I came across a great article the other day, which had some powerful insights. It’s entitled Team Culture Trumps National Differences, written by Nancy Settle-Murphy of Guided Insights.
Many of us on this newsletter and blog are native English speakers, and Nancy makes a crucial point: Because we grew up with English, we tend to think that non-native speakers just need to learn the language.
Here’s the problem: people who grow up in different cultures have a different experience with language, and just learning the words and syntax doesn’t change that.
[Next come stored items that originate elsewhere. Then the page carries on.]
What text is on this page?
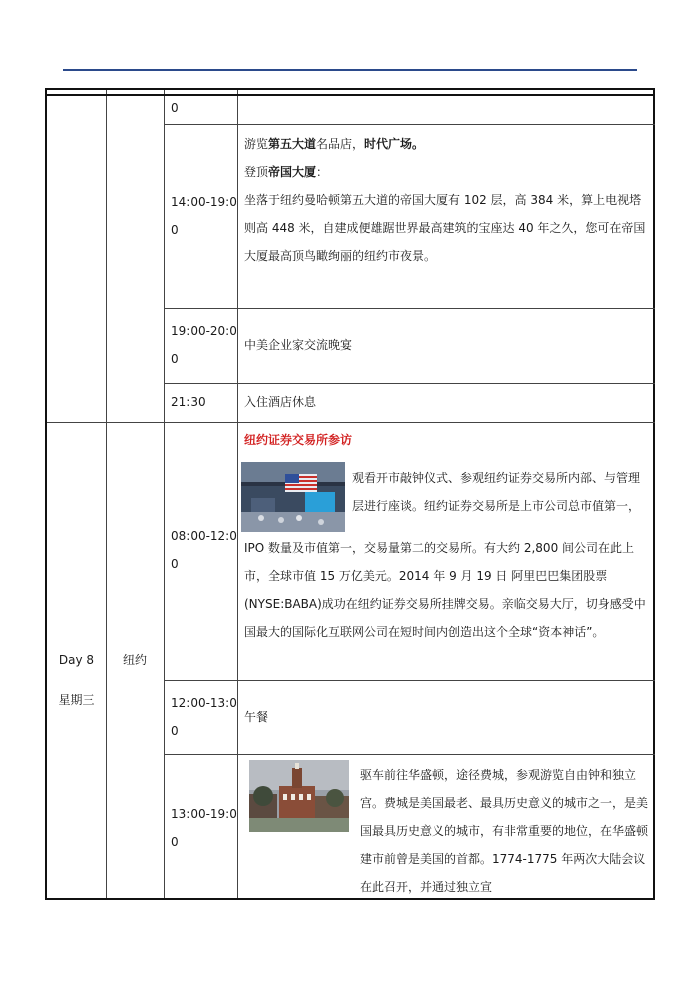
0
14:00-19:0
0

游览第五大道名品店，时代广场。

登顶帝国大厦：

坐落于纽约曼哈顿第五大道的帝国大厦有 102 层，高 384 米，算上电视塔则高 448 米，自建成便雄踞世界最高建筑的宝座达 40 年之久，您可在帝国大厦最高顶鸟瞰绚丽的纽约市夜景。

19:00-20:0
0
中美企业家交流晚宴
21:30	入住酒店休息
Day 8
星期三
纽约
08:00-12:0
0

纽约证券交易所参访

观看开市敲钟仪式、参观纽约证券交易所内部、与管理

层进行座谈。纽约证券交易所是上市公司总市值第一，

IPO 数量及市值第一，交易量第二的交易所。有大约 2,800 间公司在此上市，全球市值 15 万亿美元。2014 年 9 月 19 日 阿里巴巴集团股票(NYSE:BABA)成功在纽约证券交易所挂牌交易。亲临交易大厅，切身感受中国最大的国际化互联网公司在短时间内创造出这个全球“资本神话”。
12:00-13:0
0
午餐
13:00-19:0
0
驱车前往华盛顿，途径费城，参观游览自由钟和独立宫。费城是美国最老、最具历史意义的城市之一，是美国最具历史意义的城市，有非常重要的地位，在华盛顿建市前曾是美国的首都。1774-1775 年两次大陆会议在此召开，并通过独立宣
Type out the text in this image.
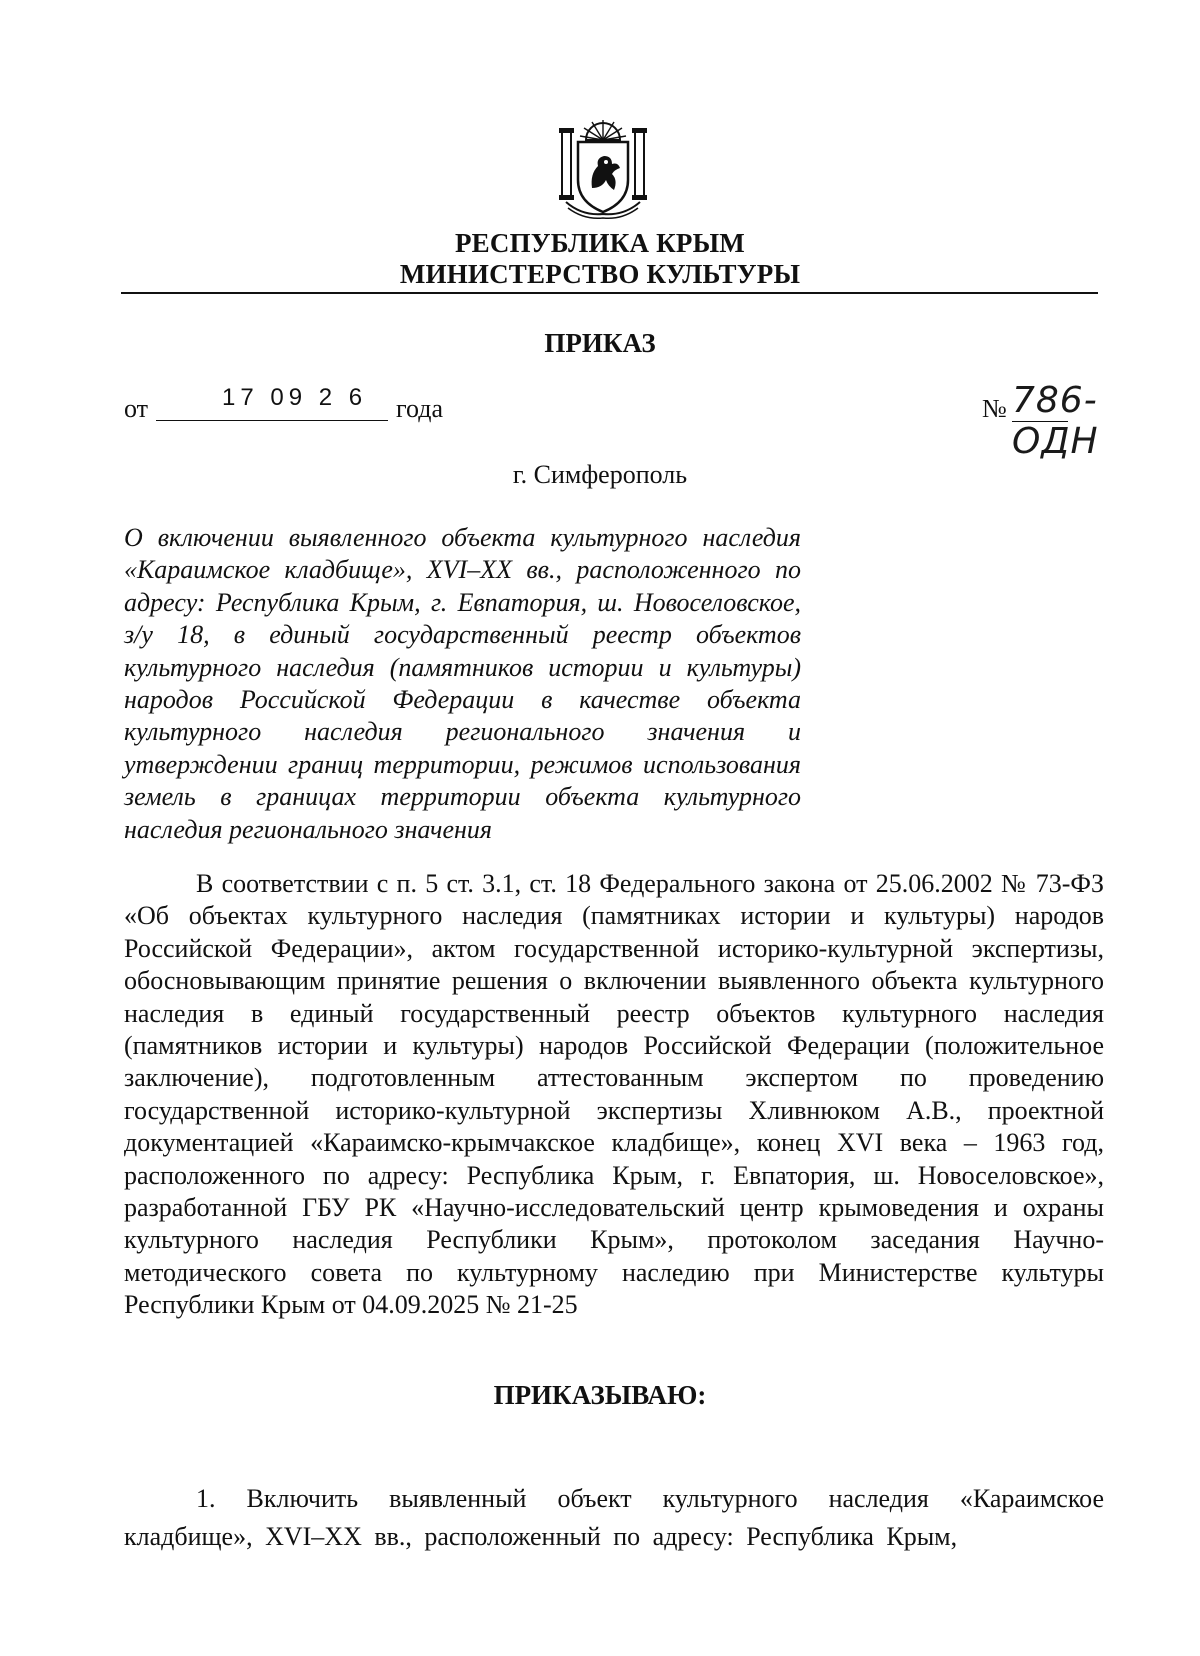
РЕСПУБЛИКА КРЫМ
МИНИСТЕРСТВО КУЛЬТУРЫ
ПРИКАЗ
от	17 09 2 6 года	№ 786-ОДН
г. Симферополь
О включении выявленного объекта культурного наследия «Караимское кладбище», XVI–XX вв., расположенного по адресу: Республика Крым, г. Евпатория, ш. Новоселовское, з/у 18, в единый государственный реестр объектов культурного наследия (памятников истории и культуры) народов Российской Федерации в качестве объекта культурного наследия регионального значения и утверждении границ территории, режимов использования земель в границах территории объекта культурного наследия регионального значения
В соответствии с п. 5 ст. 3.1, ст. 18 Федерального закона от 25.06.2002 № 73-ФЗ «Об объектах культурного наследия (памятниках истории и культуры) народов Российской Федерации», актом государственной историко-культурной экспертизы, обосновывающим принятие решения о включении выявленного объекта культурного наследия в единый государственный реестр объектов культурного наследия (памятников истории и культуры) народов Российской Федерации (положительное заключение), подготовленным аттестованным экспертом по проведению государственной историко-культурной экспертизы Хливнюком А.В., проектной документацией «Караимско-крымчакское кладбище», конец XVI века – 1963 год, расположенного по адресу: Республика Крым, г. Евпатория, ш. Новоселовское», разработанной ГБУ РК «Научно-исследовательский центр крымоведения и охраны культурного наследия Республики Крым», протоколом заседания Научно-методического совета по культурному наследию при Министерстве культуры Республики Крым от 04.09.2025 № 21-25
ПРИКАЗЫВАЮ:
1. Включить выявленный объект культурного наследия «Караимское кладбище», XVI–XX вв., расположенный по адресу: Республика Крым,
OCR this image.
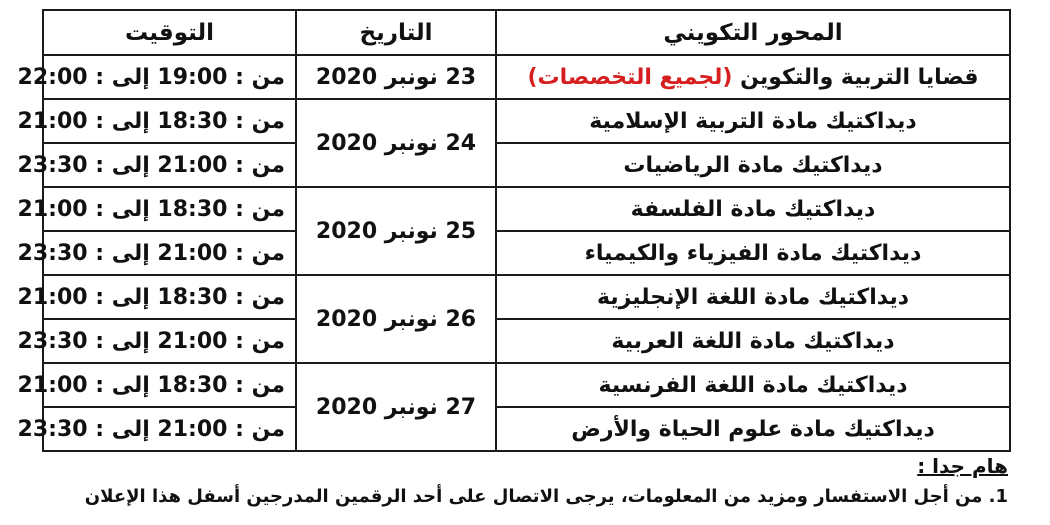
التوقيت	التاريخ	المحور التكويني
من : 19:00 إلى : 22:00	23 نونبر 2020	قضايا التربية والتكوين (لجميع التخصصات)
من : 18:30 إلى : 21:00	24 نونبر 2020	ديداكتيك مادة التربية الإسلامية
من : 21:00 إلى : 23:30		ديداكتيك مادة الرياضيات
من : 18:30 إلى : 21:00	25 نونبر 2020	ديداكتيك مادة الفلسفة
من : 21:00 إلى : 23:30		ديداكتيك مادة الفيزياء والكيمياء
من : 18:30 إلى : 21:00	26 نونبر 2020	ديداكتيك مادة اللغة الإنجليزية
من : 21:00 إلى : 23:30		ديداكتيك مادة اللغة العربية
من : 18:30 إلى : 21:00	27 نونبر 2020	ديداكتيك مادة اللغة الفرنسية
من : 21:00 إلى : 23:30		ديداكتيك مادة علوم الحياة والأرض
هام جدا :
1. من أجل الاستفسار ومزيد من المعلومات، يرجى الاتصال على أحد الرقمين المدرجين أسفل هذا الإعلان
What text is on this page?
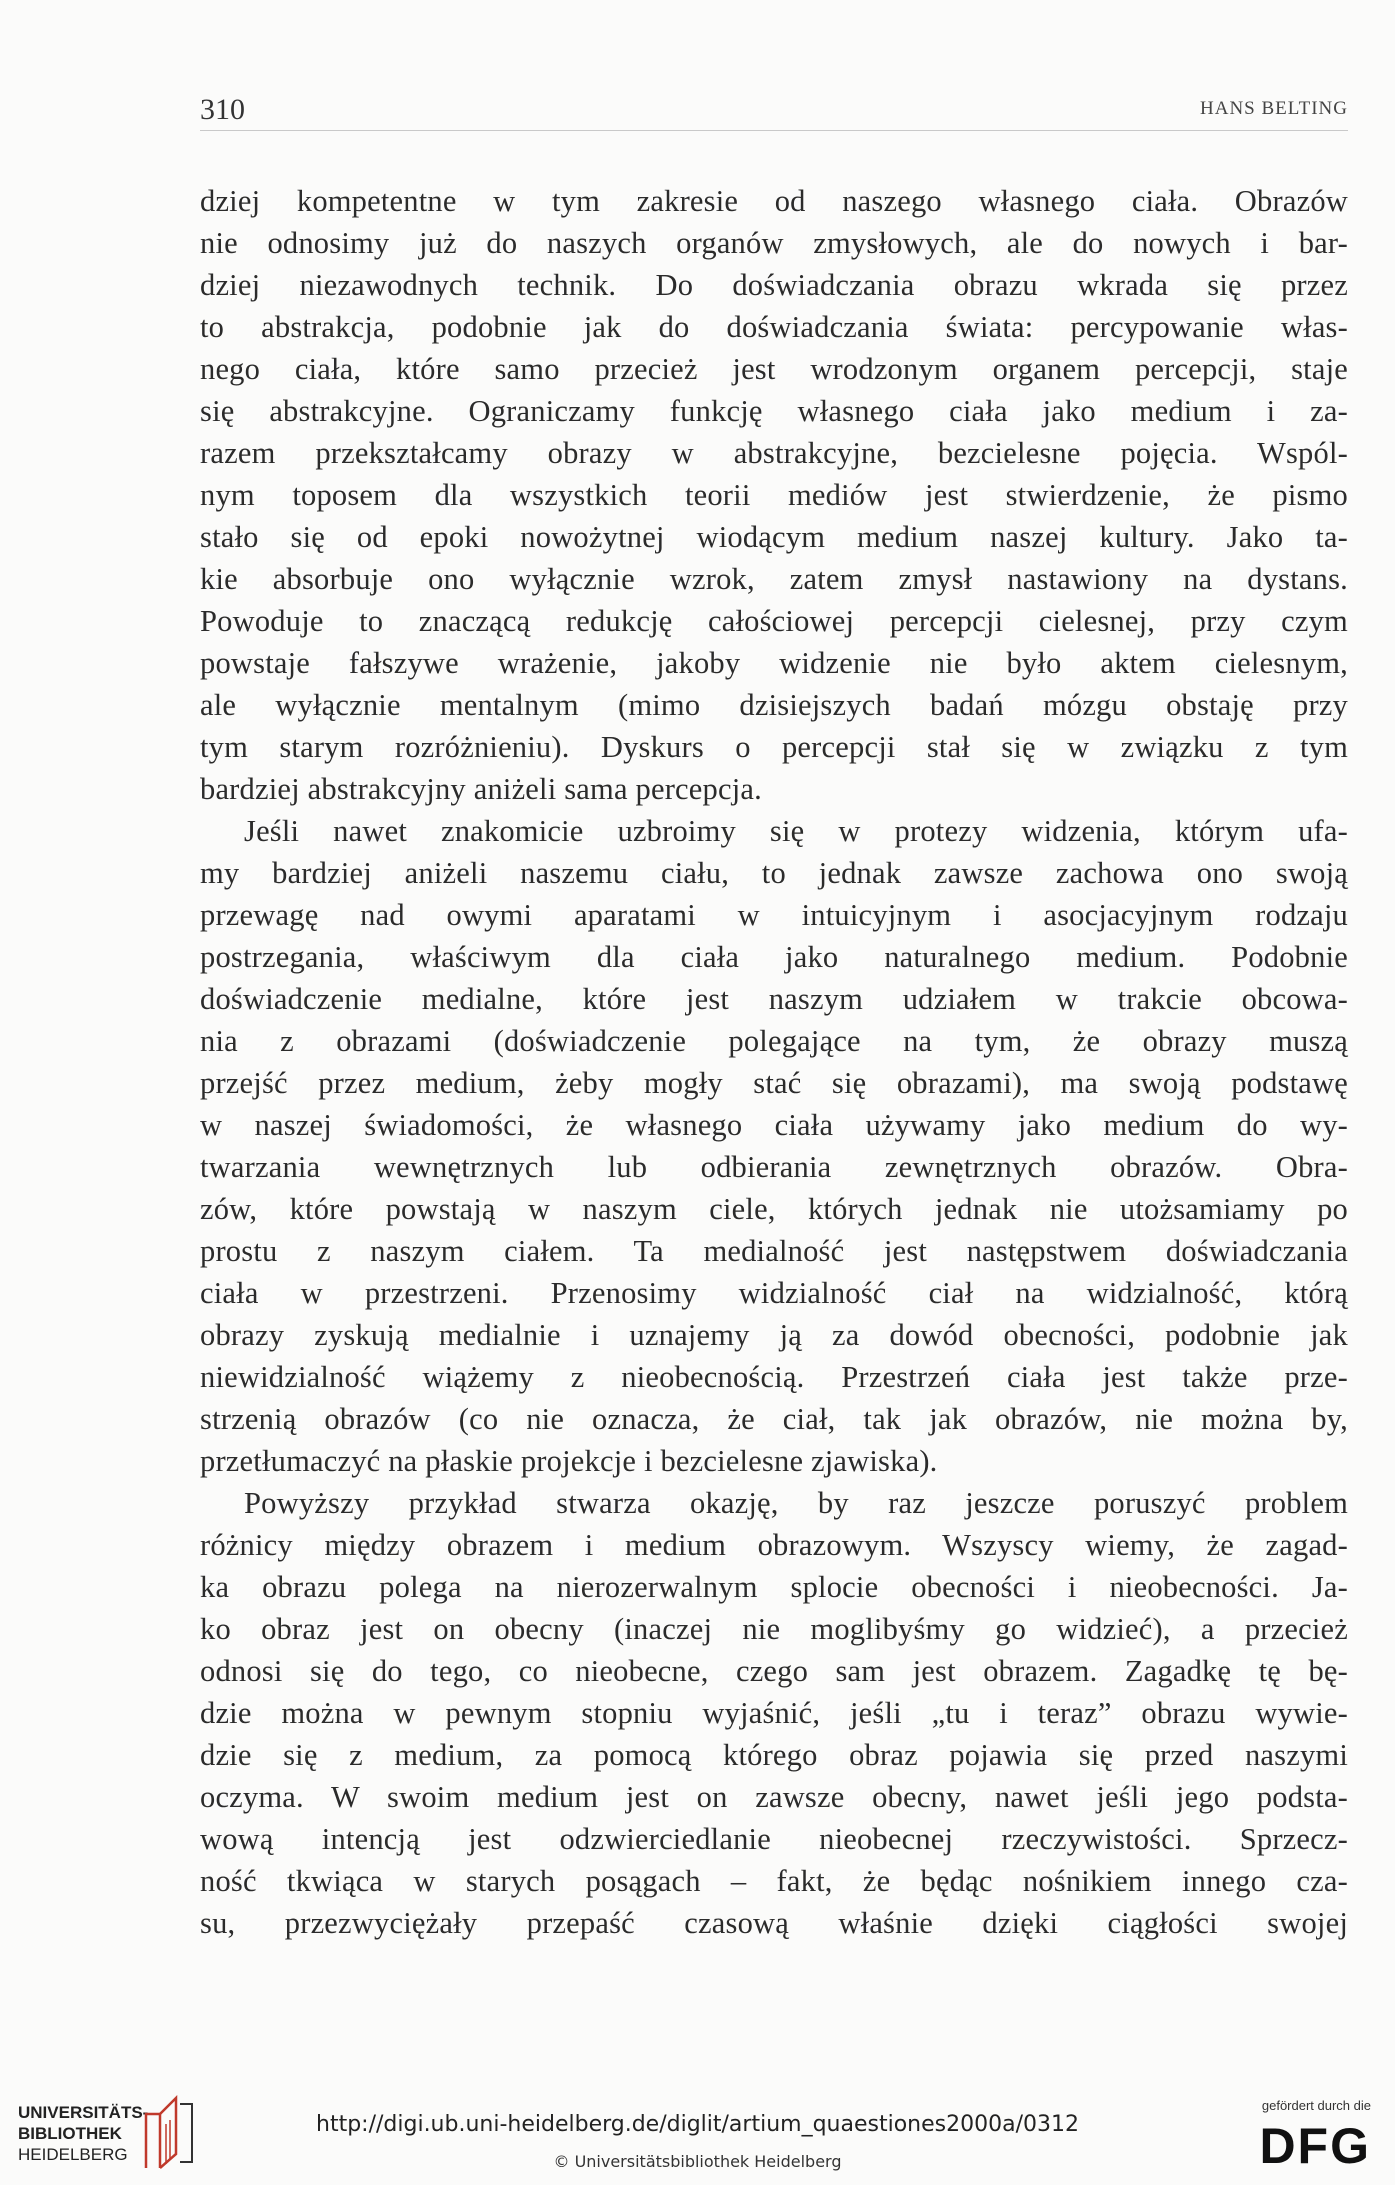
310	HANS BELTING
dziej kompetentne w tym zakresie od naszego własnego ciała. Obrazów
nie odnosimy już do naszych organów zmysłowych, ale do nowych i bar-
dziej niezawodnych technik. Do doświadczania obrazu wkrada się przez
to abstrakcja, podobnie jak do doświadczania świata: percypowanie włas-
nego ciała, które samo przecież jest wrodzonym organem percepcji, staje
się abstrakcyjne. Ograniczamy funkcję własnego ciała jako medium i za-
razem przekształcamy obrazy w abstrakcyjne, bezcielesne pojęcia. Wspól-
nym toposem dla wszystkich teorii mediów jest stwierdzenie, że pismo
stało się od epoki nowożytnej wiodącym medium naszej kultury. Jako ta-
kie absorbuje ono wyłącznie wzrok, zatem zmysł nastawiony na dystans.
Powoduje to znaczącą redukcję całościowej percepcji cielesnej, przy czym
powstaje fałszywe wrażenie, jakoby widzenie nie było aktem cielesnym,
ale wyłącznie mentalnym (mimo dzisiejszych badań mózgu obstaję przy
tym starym rozróżnieniu). Dyskurs o percepcji stał się w związku z tym
bardziej abstrakcyjny aniżeli sama percepcja.
Jeśli nawet znakomicie uzbroimy się w protezy widzenia, którym ufa-
my bardziej aniżeli naszemu ciału, to jednak zawsze zachowa ono swoją
przewagę nad owymi aparatami w intuicyjnym i asocjacyjnym rodzaju
postrzegania, właściwym dla ciała jako naturalnego medium. Podobnie
doświadczenie medialne, które jest naszym udziałem w trakcie obcowa-
nia z obrazami (doświadczenie polegające na tym, że obrazy muszą
przejść przez medium, żeby mogły stać się obrazami), ma swoją podstawę
w naszej świadomości, że własnego ciała używamy jako medium do wy-
twarzania wewnętrznych lub odbierania zewnętrznych obrazów. Obra-
zów, które powstają w naszym ciele, których jednak nie utożsamiamy po
prostu z naszym ciałem. Ta medialność jest następstwem doświadczania
ciała w przestrzeni. Przenosimy widzialność ciał na widzialność, którą
obrazy zyskują medialnie i uznajemy ją za dowód obecności, podobnie jak
niewidzialność wiążemy z nieobecnością. Przestrzeń ciała jest także prze-
strzenią obrazów (co nie oznacza, że ciał, tak jak obrazów, nie można by,
przetłumaczyć na płaskie projekcje i bezcielesne zjawiska).
Powyższy przykład stwarza okazję, by raz jeszcze poruszyć problem
różnicy między obrazem i medium obrazowym. Wszyscy wiemy, że zagad-
ka obrazu polega na nierozerwalnym splocie obecności i nieobecności. Ja-
ko obraz jest on obecny (inaczej nie moglibyśmy go widzieć), a przecież
odnosi się do tego, co nieobecne, czego sam jest obrazem. Zagadkę tę bę-
dzie można w pewnym stopniu wyjaśnić, jeśli „tu i teraz” obrazu wywie-
dzie się z medium, za pomocą którego obraz pojawia się przed naszymi
oczyma. W swoim medium jest on zawsze obecny, nawet jeśli jego podsta-
wową intencją jest odzwierciedlanie nieobecnej rzeczywistości. Sprzecz-
ność tkwiąca w starych posągach – fakt, że będąc nośnikiem innego cza-
su, przezwyciężały przepaść czasową właśnie dzięki ciągłości swojej
UNIVERSITÄTS-
BIBLIOTHEK
HEIDELBERG
http://digi.ub.uni-heidelberg.de/diglit/artium_quaestiones2000a/0312
© Universitätsbibliothek Heidelberg
gefördert durch die
DFG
Here are Nancy’s 11 points:
- Native English speakers don’t actually know how to speak and write their own language in a way that can be understood by non-native English speakers
- Sometimes nuanced communications just do not translate very well
- Be very clear, right up front, how and when progress will be tracked
- To avoid misunderstandings when you’re on a team call, ask people to regularly summarize what has been agreed
- Listen deeply to what’s being said, or not said
- Respect the national holidays of all team members
- Make sure everyone that is on the virtual team shares the same “system” of communication and that they know how to use it
- Virtual water coolers are a great way to make social connections for virtual teams
- Different cultures have different notions of punctuality
- The best way to learn about other cultures is to leave your comfort zone
- Accept that silence can mean different things in different cultures
Those of us with experience in cross-cultural teams know these, because we’ve encountered all kinds of surprises over the years. But I’d like to bring special focus on that first item, because it’s worthy of extra attention.
The fact is that we each view ourselves as expert in our native language, but actually aren’t. We throw in colloquialisms, pronounce things sloppily, and make contextual assumptions. Someone who has learned the language later in life understands that there are things which make sentences easier or harder to understand, and is more careful and thoughtful in their communication.
I had an interesting experience a couple of years ago: I attended a class in London (I’m from the US) where they did an exercise with pictures of famous people. They included celebrities, political figures, inspiring icons, and even cartoon characters.
I was lost. I recognized maybe 20% of the people, particularly international figures such as Gandhi. And even though I recognized Margaret Thatcher and knew her role in UK politics, I didn’t have any of the context about her character and the feelings that the Brits have for her.
This can get REAL interesting with current references – for example to our current president Obama. The feelings about him vary widely around the US and the world. Even though most people know who he is, they have much different internal reactions when you refer to him in a sentence. I took a risk just by referring to him here!
Your homework assignment is this: If you work with or lead cross-cultural teams, go read Nancy’s article. It’s very perceptive.
Giving credit where it’s due: Nancy’s first five tips come from Richard Pooley, Managing Director of Canning International Training and Development. The last six tips come from Sanda Ionescu of the The Culture Broker. Both are based in the UK.